Each skillet can define multiple variables that will be interpolated using the Jinja2 templating language. Each variable defined in the variables list should define the following:

  1. name: The name of the variable found in the skillets. For example:

{{ name }}
  1. description: A brief description of the variable and it’s purpose in the configuration. This will be rendered as the field label in the UI.

  2. default: A valid default value which will be used if no value is provided by the user.

  3. type_hint: Used to constrain the types of values accepted. May be implemented by additional third party tools. Examples are text, text_field, ip_address, password, dropdown, and checkbox.

  4. force_default: The UI will be pre-populated with a value from the loaded environment or with a previously entered value unless this value is set to True. The default is False. Setting to True will ensure the default value will always be rendered in the panhandler UI.

  5. required: Determines if a value is required for this field. The default is False.

  6. help_text: Optional attribute that will be displayed immediately under the field. This is useful for giving extra information to the user about the purpose of a field.

Note

The variable name must not contain special characters such as ‘-‘ or ‘*’ or spaces. Variable names can be any length and can consist of uppercase and lowercase letters ( A-Z , a-z ), digits ( 0-9 ), and the underscore character ( _ ). An additional restriction is that, although a variable name can contain digits, the first character of a variable name cannot be a digit.

Variable Examples:

Here is an example variable declaration.

- name: FW_NAME
  description: Firewall hostname
  default: panos-01
  type_hint: text
  help_text: Hostname for this firewall.
  allow_special_characters: false
  attributes:
    min: 6
    max: 256

See Variables for a complete reference of all available type_hints.

Hints

Ensuring all variables are defined

When working with a large amount of configuration temlates, it’s easy to miss a variable definition. Use this one-liner to find them all.
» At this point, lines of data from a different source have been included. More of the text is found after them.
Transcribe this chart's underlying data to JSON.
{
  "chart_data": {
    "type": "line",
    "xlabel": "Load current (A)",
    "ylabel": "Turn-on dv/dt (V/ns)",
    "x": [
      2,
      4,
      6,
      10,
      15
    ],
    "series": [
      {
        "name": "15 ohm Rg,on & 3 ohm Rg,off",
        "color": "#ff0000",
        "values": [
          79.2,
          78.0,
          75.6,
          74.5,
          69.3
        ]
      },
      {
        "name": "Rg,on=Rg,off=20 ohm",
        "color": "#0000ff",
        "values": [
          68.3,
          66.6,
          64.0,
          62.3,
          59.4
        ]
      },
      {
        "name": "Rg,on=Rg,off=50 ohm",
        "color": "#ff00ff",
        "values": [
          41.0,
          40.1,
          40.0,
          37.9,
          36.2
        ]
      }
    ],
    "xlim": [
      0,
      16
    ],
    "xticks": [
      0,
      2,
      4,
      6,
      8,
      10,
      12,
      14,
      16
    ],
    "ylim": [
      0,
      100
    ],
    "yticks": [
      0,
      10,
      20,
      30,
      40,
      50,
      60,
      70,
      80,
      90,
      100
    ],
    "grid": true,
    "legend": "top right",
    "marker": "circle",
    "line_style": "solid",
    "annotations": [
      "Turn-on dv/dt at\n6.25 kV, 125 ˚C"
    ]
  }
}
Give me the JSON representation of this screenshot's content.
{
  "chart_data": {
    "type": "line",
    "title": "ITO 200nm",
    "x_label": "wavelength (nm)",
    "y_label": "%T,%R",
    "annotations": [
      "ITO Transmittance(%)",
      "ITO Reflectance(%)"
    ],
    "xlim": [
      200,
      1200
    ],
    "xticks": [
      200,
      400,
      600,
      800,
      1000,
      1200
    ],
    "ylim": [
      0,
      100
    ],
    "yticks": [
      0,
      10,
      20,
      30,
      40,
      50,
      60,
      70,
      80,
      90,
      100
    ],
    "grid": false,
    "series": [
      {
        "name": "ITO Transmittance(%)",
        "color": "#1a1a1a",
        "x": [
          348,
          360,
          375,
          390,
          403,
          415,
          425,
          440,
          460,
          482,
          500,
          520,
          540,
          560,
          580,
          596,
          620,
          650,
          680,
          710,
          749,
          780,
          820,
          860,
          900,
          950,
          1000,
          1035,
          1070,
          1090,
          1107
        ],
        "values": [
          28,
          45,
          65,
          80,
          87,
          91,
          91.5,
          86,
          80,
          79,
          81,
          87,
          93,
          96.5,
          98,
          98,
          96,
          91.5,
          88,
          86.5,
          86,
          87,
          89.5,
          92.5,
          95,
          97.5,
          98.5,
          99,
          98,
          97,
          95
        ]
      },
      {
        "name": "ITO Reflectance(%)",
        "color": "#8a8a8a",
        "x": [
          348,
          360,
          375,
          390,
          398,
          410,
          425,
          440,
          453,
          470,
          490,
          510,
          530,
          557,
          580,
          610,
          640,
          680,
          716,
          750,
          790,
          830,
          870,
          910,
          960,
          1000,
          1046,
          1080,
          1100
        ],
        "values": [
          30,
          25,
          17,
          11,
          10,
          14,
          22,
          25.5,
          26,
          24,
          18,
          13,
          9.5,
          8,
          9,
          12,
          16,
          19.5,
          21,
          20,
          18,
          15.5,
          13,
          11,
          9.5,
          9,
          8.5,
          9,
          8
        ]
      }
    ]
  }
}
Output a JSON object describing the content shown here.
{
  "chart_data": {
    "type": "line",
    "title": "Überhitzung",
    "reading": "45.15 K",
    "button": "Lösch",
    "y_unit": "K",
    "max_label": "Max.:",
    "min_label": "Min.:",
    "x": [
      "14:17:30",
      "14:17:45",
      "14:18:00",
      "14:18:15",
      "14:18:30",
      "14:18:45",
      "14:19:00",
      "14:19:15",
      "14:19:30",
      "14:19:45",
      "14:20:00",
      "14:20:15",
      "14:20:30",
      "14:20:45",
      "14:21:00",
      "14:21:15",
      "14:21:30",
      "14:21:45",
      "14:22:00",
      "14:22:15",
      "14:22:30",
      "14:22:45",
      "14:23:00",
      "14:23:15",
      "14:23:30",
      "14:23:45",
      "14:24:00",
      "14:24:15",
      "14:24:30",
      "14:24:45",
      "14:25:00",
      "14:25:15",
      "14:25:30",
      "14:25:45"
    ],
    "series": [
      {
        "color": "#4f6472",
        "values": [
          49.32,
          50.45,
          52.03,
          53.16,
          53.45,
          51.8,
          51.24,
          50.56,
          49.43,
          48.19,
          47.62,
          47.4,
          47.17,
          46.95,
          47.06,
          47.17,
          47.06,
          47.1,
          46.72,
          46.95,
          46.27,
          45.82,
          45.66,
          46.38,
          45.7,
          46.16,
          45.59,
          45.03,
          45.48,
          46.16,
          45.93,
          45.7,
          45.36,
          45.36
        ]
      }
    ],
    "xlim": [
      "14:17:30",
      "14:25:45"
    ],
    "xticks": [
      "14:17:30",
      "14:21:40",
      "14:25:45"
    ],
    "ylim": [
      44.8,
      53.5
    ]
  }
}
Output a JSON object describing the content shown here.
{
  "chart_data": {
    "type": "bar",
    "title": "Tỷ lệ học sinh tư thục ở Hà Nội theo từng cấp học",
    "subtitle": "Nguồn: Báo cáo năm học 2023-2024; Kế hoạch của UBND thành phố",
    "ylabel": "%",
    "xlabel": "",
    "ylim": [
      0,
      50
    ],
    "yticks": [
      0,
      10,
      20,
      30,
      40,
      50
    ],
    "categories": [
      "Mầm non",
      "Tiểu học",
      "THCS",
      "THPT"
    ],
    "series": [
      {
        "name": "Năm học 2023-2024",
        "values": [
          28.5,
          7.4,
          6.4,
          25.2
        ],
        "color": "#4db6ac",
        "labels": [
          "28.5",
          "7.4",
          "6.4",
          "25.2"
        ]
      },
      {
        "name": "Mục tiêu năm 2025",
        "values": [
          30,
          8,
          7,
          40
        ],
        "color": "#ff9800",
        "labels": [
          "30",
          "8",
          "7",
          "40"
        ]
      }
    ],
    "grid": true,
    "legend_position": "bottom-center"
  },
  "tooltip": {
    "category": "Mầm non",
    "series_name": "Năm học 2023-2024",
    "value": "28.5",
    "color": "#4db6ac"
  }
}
cd into a skillet dir and run this to find all configured variables:

grep -r '{{' . |  cut -d'{' -f3 | awk '{ print $1 }' | sort -u

Of, if you have perl available, the following may also catch any configuration commands that may have more than one variable defined:

grep -r '{{' . | perl -pne 'chomp(); s/.*?{{ (.*?) }}/$1\n/g;' | sort -u

YAML Syntax

YAML is notoriously finicky about whitespace and formatting. While it’s a relatively simple structure and easy to learn, it can often also be frustrating to work with, especially for large files. A good reference to use to check your YAML syntax is the YAML Lint site.

Jinja Whitespace control

Care must usually be taken to ensure no extra whitespace creeps into your templates due to Jinja looping constructs or control characters. For example, consider the following fragment:

<dns-servers>
{% for member in CLIENT_DNS_SUFFIX %}
    <member>{{ member }}</member>
{% endfor %}
</dns-servers>

This fragment will result in blank lines being inserted where the ‘for’ and ‘endfor’ control tags are placed. To ensure this does not happen and to prevent any unintentioal whitespace, you can use jinja whitespace control like so:

<dns-servers>
{%- for member in CLIENT_DNS_SUFFIX %}
    <member>{{ member }}</member>
{%- endfor %}
</dns-servers>

Note

Note the ‘-‘ after the leading ‘{%’. This instructs jinja to remove these blank lines in the resulting parsed output template.